The Business of Identity. Money and Identification in Twentieth Century Sweden
Project leader: Orsi Husz
Duration: 2018 - 2021
Funding: Vetenskapsrådet
The concept of identity has become omnipresent in the social sciences and humanities. Yet the most obvious aspect of how society handles identities has rarely been explored, namely the actual practice of identification. The few existing historical studies of documented identity direct their focus towards the efforts of bureaucratic states to make their citizens ‘legible’ and controllable, especially in relation to mobility and crime. However, in the emerging consumer society of the 20th century the most prevalent situations requiring identification have been the economic transactions of daily life. Moreover, such financial identifications (e.g. today’s digital BankIDs) have often been used for other purposes than commercial transactions. There are, in short, strong economic interests involved in the infrastructures of identity. This project studies the changing interconnections between everyday finances and identification, or, in more abstract terms, between money and identity. I will explain why Swedish banks gained such an important role in the management of identities (unique in international comparison) by analysing how material devices for identification (such as the Post Office’s and the banks’ ID-cards and credit cards) were developed and how they replaced earlier forms of identifications. By applying a cultural theoretical perspective I aim to show how social/cultural identities and the infrastructures of identification shape each other in the business of identity.

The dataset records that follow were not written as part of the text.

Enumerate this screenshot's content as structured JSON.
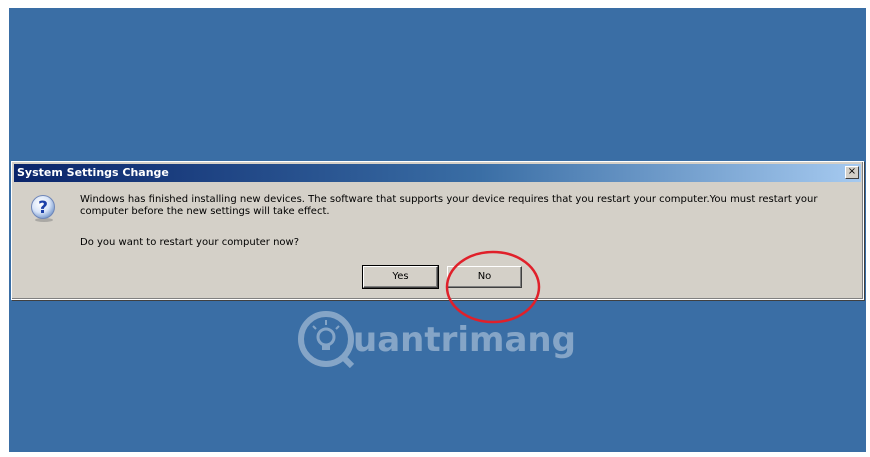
{
  "dialog": {
    "title": "System Settings Change",
    "close_glyph": "×",
    "icon": "question-icon",
    "message": "Windows has finished installing new devices. The software that supports your device requires that you restart your computer.You must restart your computer before the new settings will take effect.",
    "question": "Do you want to restart your computer now?",
    "buttons": {
      "yes_label": "Yes",
      "no_label": "No"
    }
  },
  "watermark": {
    "text": "uantrimang",
    "logo": "quantrimang-logo"
  },
  "colors": {
    "desktop": "#3a6ea5",
    "dialog_face": "#d4d0c8",
    "titlebar_start": "#0a246a",
    "annotation_circle": "#e0202a"
  }
}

The intimate relationship. A cultural economic history of everyday finances
Project leader: Orsi Husz
Duration: 2018 - 2019
Funding: Riksbankens Jubileumsfond (RJ Sabbatical Grant)
In most western societies today it is nearly impossible to manage one’s life without a bank account. Formal financial institutions are in many ways involved in our daily life and in the allocation of almost every penny we earn, spend, borrow, invest or simply transfer to each other. Although savings accounts were common already in the 19th century in Sweden, a close everyday relationship between banks and ordinary people started to develop in the late 1950s. The proposed book explores the cultural problems and changes that this transition necessarily involved –already before de so called financialisation since the 1980s. This is a story about class: how did workers start to use check accounts offered by commercial banks, something that only the most privileged held before? And a story about gender: why and how were finances and banking redefined in a more feminine and domestic frame? It is also about moralities and the attempts to de-stigmatise consumer credit when credit cards were introduced. And lastly about financial knowledge (financial literacy) and the practices and negotiations concerning what ordinary people should know about everyday finance and who should advise them. A research stay at the University Paris-Nanterre will intensify my dialogue with colleagues – historians and economic sociologists – with whom I have been collaborating on these questions over the past years. It also opens for comparative insights, joint grant applications and educational exchanges.